Wie bereits erwähnt ist auch das Bild des Mannes historisch gewachsen. Es gehört nicht zur männlichen Konzeption, zu kochen und Kindern den Po zu wischen. Männlichkeit ist eben konnotiert mit beruflichem, mit ökonomischem Erfolg, mit Stärke, mit Politik, mit Öffentlichkeit und mit Leistung. Allerdings hat sich das Bild des Mannes bereits geändert. Männer machen heute tatsächlich mehr in der Hausarbeit als noch vor 50 Jahren. Doch sie bleiben meistens Assistenten. Sie gehen nicht ins Cockpit. Dort sitzen die Frauen und haben die Hauptverantwortung. Sie wissen, wo die Skiklamotten im Keller liegen, denken an den Arzttermin der Kinder und kontrollieren die Hausaufgaben. Deswegen sind sie von mentaler Überlastung stärker betroffen, weil sie eben dieses Management dauernd übernehmen.

In Ihrem Buch appellieren Sie, dass Arbeit dazu dienen sollte, die Bedürfnisse von Menschen zu erfüllen. Und nicht umgekehrt die Arbeit der Menschen die Bedürfnisse der Finanzwirtschaft. Dazu benötigen wir einen Paradigmenwechsel: eine Care-Revolution. Was braucht es dafür?

Es ist mir wichtig zu betonen, dass die Vorschläge in meinem Buch nicht nur von mir kommen. Wir sprechen schon seit Jahrzehnten in der feministischen Theoriebildung und auch in den Bewegungen von dieser unbezahlten Sorgearbeit und darüber, dass die Wirtschaft diese Sorgearbeit ausbeutet und als privater Natur und Arbeit von Frauen definiert.

Wir sollten Sorgearbeit endlich als wichtigen Bestandteil der Gesellschaft und der Wirtschaft ins Zentrum von ökonomischen Theorien stellen. Bisher war sie immer unsichtbar, ihr Anteil an der Wirtschaft wurde komplett negiert. Das muss aufhören, stattdessen muss erkannt werden: Es ist ökonomisch und gesellschaftlich von hohem Wert, Menschen zu versorgen. Ohne diese Arbeit kann keine Ökonomie funktionieren, Sorgearbeit ist die Voraussetzung für eine funktionierende Wirtschaft. Sie muss deshalb aufgewertet werden. Wenn wir das nicht tun, dann wird es längerfristig auf eine Ausbeutung hinauslaufen, und da untergräbt der Markt dann seine eigenen Grundlagen. Genauso verhält es sich mit unseren ökologischen Ressourcen. Wenn wir immer nur ausbeuten und nicht dafür sorgen, dass diese Ressourcen sich wieder gut erholen können, bricht das System irgendwann in sich zusammen.

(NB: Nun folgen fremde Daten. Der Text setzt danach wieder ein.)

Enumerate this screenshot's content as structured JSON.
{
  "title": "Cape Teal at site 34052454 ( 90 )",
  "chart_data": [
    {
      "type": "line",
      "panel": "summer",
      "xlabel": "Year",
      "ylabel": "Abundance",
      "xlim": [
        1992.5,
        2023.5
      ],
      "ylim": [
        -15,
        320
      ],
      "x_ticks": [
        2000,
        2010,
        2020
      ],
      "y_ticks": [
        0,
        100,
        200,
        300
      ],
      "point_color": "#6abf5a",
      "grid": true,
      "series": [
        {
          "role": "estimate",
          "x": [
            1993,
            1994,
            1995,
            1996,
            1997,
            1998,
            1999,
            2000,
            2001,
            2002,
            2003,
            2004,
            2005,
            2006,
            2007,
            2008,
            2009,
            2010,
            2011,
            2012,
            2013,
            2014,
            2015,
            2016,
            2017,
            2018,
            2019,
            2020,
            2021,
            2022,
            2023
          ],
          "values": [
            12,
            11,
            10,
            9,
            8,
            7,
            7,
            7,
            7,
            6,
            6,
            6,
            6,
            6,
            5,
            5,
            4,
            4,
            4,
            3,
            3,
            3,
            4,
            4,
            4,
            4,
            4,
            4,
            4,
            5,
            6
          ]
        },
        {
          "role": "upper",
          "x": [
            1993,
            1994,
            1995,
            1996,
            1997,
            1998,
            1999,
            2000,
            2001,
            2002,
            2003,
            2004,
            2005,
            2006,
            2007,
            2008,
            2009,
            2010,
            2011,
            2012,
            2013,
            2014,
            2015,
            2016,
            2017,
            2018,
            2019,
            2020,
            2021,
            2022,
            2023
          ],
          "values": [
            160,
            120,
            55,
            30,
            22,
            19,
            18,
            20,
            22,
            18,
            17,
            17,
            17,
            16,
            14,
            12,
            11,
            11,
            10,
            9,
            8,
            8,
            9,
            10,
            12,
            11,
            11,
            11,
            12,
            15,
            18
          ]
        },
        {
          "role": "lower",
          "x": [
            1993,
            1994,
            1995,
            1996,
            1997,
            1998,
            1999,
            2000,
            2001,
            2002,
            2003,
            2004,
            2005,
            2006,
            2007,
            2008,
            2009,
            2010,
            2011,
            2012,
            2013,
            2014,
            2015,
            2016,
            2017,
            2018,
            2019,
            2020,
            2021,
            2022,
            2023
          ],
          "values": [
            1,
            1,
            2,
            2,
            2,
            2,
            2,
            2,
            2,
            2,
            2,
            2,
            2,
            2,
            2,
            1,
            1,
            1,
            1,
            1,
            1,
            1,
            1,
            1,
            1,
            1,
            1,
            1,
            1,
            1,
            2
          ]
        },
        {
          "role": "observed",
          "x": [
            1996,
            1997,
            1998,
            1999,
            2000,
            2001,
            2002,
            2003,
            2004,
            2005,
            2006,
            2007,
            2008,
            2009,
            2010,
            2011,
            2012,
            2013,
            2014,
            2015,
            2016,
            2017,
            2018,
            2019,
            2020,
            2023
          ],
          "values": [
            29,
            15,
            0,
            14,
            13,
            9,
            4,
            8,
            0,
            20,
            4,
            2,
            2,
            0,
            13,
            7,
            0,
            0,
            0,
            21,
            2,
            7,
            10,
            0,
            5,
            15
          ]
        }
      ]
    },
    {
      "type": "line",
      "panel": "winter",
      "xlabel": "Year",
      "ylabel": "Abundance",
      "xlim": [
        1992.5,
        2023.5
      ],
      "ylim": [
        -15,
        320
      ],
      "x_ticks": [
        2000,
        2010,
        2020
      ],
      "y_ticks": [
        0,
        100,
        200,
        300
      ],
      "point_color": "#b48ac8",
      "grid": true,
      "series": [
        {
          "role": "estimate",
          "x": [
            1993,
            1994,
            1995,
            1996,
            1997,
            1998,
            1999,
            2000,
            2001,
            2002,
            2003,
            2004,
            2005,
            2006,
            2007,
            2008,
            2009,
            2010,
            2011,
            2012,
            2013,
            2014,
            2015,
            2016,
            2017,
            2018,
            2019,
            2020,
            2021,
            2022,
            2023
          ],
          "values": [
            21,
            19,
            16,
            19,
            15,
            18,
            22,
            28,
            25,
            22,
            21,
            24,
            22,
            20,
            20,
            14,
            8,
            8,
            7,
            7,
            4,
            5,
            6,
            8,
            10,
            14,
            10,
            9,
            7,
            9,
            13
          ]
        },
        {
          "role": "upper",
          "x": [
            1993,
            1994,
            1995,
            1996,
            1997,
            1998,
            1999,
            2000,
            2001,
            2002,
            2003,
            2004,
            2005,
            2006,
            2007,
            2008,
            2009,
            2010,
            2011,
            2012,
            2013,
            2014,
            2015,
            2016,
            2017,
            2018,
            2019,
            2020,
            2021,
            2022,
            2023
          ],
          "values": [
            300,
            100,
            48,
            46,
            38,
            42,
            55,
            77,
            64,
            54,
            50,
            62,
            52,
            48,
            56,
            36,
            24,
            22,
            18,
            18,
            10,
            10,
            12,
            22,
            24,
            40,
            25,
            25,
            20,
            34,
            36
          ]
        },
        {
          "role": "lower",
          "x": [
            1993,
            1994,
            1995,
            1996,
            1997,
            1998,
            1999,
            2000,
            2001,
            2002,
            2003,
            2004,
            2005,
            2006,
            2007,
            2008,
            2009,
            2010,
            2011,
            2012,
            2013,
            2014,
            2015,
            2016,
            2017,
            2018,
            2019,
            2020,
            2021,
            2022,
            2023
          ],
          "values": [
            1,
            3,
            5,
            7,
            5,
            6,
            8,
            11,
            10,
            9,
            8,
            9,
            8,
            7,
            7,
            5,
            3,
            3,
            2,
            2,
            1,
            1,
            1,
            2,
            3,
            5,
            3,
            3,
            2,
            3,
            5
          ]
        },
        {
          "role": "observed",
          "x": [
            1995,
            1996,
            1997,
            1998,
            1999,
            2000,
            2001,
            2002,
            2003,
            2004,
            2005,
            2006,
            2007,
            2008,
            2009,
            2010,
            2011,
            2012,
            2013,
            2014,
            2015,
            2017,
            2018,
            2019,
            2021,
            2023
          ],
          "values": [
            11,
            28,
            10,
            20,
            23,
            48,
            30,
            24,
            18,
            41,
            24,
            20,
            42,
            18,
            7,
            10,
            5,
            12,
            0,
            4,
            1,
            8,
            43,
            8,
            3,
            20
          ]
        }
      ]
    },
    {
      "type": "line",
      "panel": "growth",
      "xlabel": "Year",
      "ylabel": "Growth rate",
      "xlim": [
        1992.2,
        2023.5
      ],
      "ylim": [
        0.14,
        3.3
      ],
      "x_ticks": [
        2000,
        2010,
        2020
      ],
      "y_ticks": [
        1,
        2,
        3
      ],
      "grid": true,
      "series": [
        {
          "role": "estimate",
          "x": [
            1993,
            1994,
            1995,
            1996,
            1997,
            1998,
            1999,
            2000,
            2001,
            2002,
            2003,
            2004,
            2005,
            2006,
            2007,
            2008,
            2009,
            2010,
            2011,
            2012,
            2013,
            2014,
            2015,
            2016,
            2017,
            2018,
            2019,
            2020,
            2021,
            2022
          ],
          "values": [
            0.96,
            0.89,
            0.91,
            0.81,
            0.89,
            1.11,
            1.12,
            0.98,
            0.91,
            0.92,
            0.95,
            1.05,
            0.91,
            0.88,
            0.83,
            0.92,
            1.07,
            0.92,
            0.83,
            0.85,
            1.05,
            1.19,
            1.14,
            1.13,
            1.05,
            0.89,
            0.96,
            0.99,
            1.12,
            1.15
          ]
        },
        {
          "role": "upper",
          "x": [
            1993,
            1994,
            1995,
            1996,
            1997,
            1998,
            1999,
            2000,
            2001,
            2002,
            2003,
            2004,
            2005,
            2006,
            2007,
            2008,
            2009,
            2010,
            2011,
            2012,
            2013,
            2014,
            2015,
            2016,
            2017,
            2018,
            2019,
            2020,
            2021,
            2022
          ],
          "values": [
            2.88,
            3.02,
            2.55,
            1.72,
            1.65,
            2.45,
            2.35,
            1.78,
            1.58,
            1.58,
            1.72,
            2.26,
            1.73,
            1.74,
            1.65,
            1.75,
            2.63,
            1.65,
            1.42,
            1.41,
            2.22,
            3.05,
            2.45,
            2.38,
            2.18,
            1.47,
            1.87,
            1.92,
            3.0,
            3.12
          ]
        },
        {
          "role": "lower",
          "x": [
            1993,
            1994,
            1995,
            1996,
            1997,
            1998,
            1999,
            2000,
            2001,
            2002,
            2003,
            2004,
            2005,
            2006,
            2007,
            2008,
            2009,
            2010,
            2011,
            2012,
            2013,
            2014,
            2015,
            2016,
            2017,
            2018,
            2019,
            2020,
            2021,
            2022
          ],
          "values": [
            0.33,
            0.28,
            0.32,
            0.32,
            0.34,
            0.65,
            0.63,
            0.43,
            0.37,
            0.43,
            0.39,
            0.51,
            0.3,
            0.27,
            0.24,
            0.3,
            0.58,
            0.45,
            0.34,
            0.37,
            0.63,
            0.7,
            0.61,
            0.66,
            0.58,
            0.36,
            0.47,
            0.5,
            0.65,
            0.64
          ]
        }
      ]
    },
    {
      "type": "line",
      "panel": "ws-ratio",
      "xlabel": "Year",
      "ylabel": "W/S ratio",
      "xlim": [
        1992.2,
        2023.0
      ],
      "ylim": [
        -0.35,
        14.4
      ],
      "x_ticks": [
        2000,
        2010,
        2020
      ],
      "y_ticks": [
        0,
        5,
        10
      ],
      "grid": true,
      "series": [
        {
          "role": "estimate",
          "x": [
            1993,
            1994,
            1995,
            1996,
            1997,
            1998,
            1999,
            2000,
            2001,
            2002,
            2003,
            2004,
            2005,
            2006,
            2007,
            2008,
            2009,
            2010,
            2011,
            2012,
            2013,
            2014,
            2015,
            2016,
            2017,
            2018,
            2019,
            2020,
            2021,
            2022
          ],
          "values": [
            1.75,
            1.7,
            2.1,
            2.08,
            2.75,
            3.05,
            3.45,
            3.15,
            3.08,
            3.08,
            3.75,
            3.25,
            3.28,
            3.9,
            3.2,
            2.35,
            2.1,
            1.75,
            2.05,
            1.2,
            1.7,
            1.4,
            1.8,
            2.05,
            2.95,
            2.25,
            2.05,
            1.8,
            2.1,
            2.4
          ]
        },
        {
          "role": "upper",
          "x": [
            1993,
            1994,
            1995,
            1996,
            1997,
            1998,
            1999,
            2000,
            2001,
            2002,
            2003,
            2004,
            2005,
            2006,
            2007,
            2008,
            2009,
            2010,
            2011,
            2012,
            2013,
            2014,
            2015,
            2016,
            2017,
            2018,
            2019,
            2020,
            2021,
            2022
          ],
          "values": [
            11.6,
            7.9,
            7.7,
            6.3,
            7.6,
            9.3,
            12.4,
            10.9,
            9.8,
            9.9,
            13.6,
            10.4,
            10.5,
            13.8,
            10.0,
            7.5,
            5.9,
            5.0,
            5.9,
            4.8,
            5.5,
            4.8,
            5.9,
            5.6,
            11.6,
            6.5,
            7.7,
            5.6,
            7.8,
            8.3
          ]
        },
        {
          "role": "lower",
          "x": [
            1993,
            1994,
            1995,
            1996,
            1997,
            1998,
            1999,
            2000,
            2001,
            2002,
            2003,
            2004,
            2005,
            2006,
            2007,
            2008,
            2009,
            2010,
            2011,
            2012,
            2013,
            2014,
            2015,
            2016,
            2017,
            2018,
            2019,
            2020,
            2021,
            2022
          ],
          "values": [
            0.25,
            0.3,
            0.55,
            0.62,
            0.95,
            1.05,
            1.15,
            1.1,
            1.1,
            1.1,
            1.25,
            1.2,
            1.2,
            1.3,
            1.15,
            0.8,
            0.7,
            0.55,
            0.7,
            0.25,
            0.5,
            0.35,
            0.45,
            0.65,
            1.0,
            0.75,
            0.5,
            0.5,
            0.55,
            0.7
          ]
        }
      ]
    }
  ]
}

Daher müssen wir in Bezug auf die Sorgearbeit darauf achten, dass alle Menschen genug Zeit und Ressourcen bekommen, um diese Tätigkeiten auszuführen. Letztlich bedeutet es, dass wir die Erwerbsarbeit reduzieren. Die gesamte Orientierung unseres Lebens darf nicht mehr nur an der Erwerbsarbeit hängen, also an der Arbeit, die kurzfristig Profite erzielt und Lohn generiert. Zum Menschsein gehört mehr. Und zwar, dass wir Kranke pflegen, Kinder versorgen und Beziehungen pflegen. Wenn wir mehr füreinander sorgen, nicht erschöpft sind, sondern Kraft haben, ist das eine gute Basis für ein gesundes Wirtschaften.

Wann haben Sie das letzte Mal “Ja” gesagt, obwohl Sie eigentlich “Nein” dachten?

Ich habe das Gefühl, dass mir das eigentlich dauernd passiert. Ich tendiere oft dazu, „Ja“ zu sagen, aus Angst, dass ich bestimmten Erwartungen von anderen Leuten nicht entspreche. Das ist dieser Druck, es anderen recht machen zu müssen. Dieses Gefühl zu haben war eine Motivation für mich, das Buch zu schreiben. Mittlerweile habe ich besser gelernt, „Nein“ zu sagen, aber das schlechte Gewissen ist nach wie vor da.


​​​​​​​Franziska SchutzbachDr. Franziska Schutzbach, geboren 1978, ist promovierte Geschlechterforscherin und Soziologin, Publizistin, feministische Aktivistin und Mutter von zwei Kindern. Im Jahr 2017 initiierte sie den #SchweizerAufschrei, seither ist sie eine bekannte und gefragte feministische Stimme auch über die Schweiz hinaus.